Muslims in the Philippines, also called Moros constitute 5% of the Philippines’ population,[2] and are concentrated in the southern part of the country. These Muslims are Sunnis who generally adhere to the Shafii School of Islamic law (madhhab). For centuries, the Muslims in the southern Philippines constituted independent sultanates.[3] Successfully avoiding Spanish conquest, they gradually fell under U.S. sovereignty. The U.S. made them become part of an independent Philippines in 1946, a move the Muslims viewed as a betrayal of a trust. Prior to independence, the vast majority did not consider themselves Filipinos and retained their identity as a separate people.[4]

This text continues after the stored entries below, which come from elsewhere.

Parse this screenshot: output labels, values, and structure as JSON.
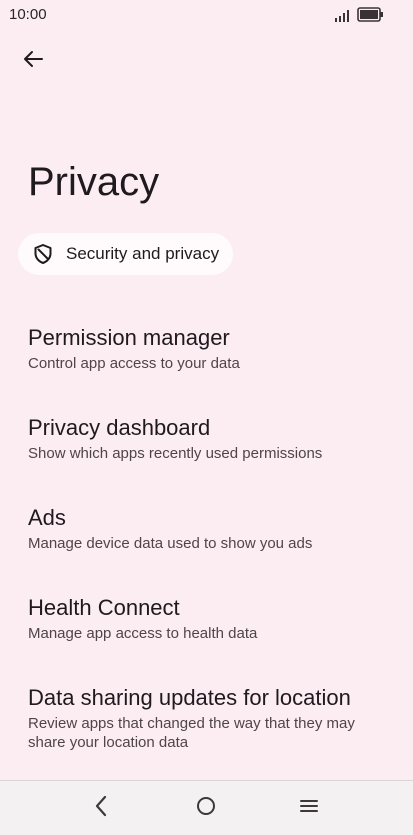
{
  "status_bar": {
    "time": "10:00",
    "icons": [
      "signal-icon",
      "battery-icon"
    ]
  },
  "header": {
    "back_icon": "arrow-left-icon",
    "title": "Privacy"
  },
  "chip": {
    "icon": "shield-icon",
    "label": "Security and privacy"
  },
  "settings": [
    {
      "title": "Permission manager",
      "summary": "Control app access to your data"
    },
    {
      "title": "Privacy dashboard",
      "summary": "Show which apps recently used permissions"
    },
    {
      "title": "Ads",
      "summary": "Manage device data used to show you ads"
    },
    {
      "title": "Health Connect",
      "summary": "Manage app access to health data"
    },
    {
      "title": "Data sharing updates for location",
      "summary": "Review apps that changed the way that they may share your location data"
    }
  ],
  "nav_bar": {
    "icons": [
      "back-triangle-icon",
      "home-circle-icon",
      "menu-lines-icon"
    ]
  },
  "colors": {
    "background": "#fcedf3",
    "chip_background": "#fffafc",
    "text_primary": "#1f1a1d",
    "text_secondary": "#4f4549",
    "nav_background": "#f4f1f2"
  }
}
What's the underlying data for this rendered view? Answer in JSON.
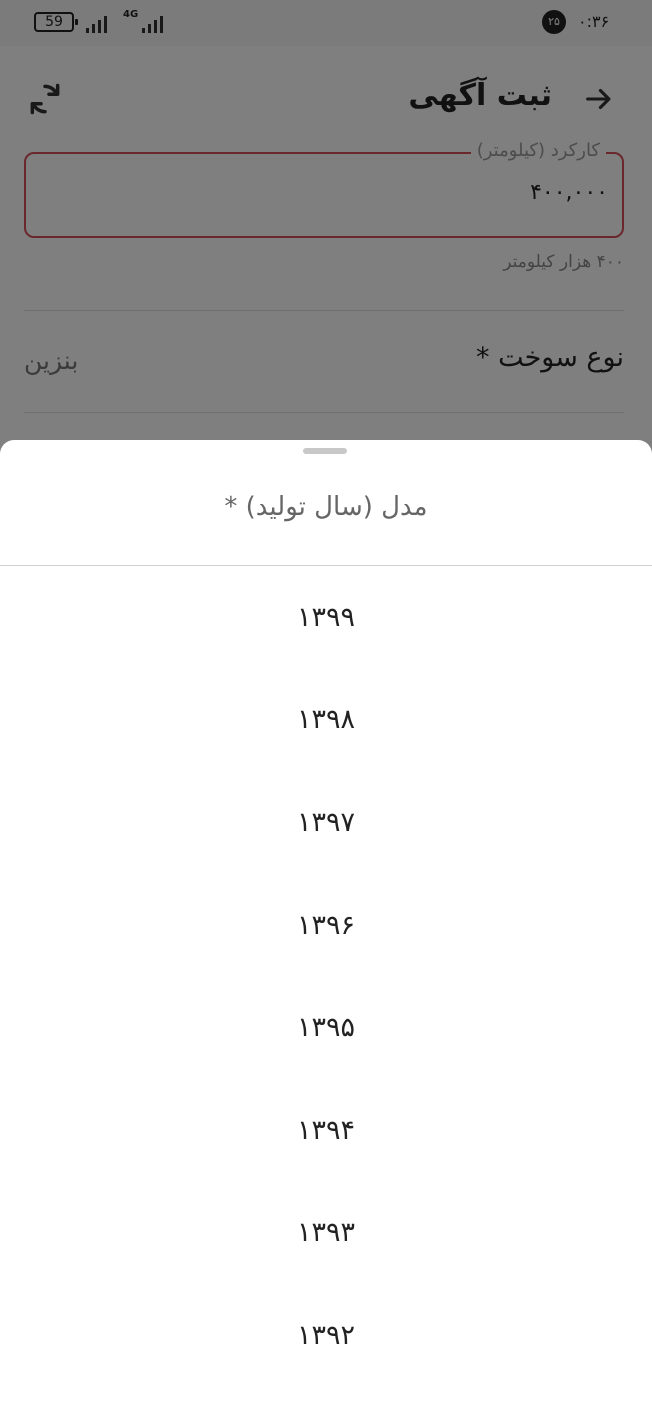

This identity was essentially religious and cultural in nature. Most of the Muslim leaders had wished to separate from the rest of the Philippines to form an independent state. For decades, the Muslims had vainly resisted the encroachment of Christian settlers (under government assistance) on their traditional lands. Years of economic neglect and political discrimination had reduced them to the lowest national literacy and economic levels. Unemployment was endemic; law and order had deteriorated in some areas. That Filipino national leaders in Manila viewed Muslims and their lands in much the same way as Spanish and American colonial authorities had done before them was met with deep suspicion and fierce resentment. Significantly, government programs to integrate Muslims into body politic were paralleled by growth of Islamic revivalism.[5]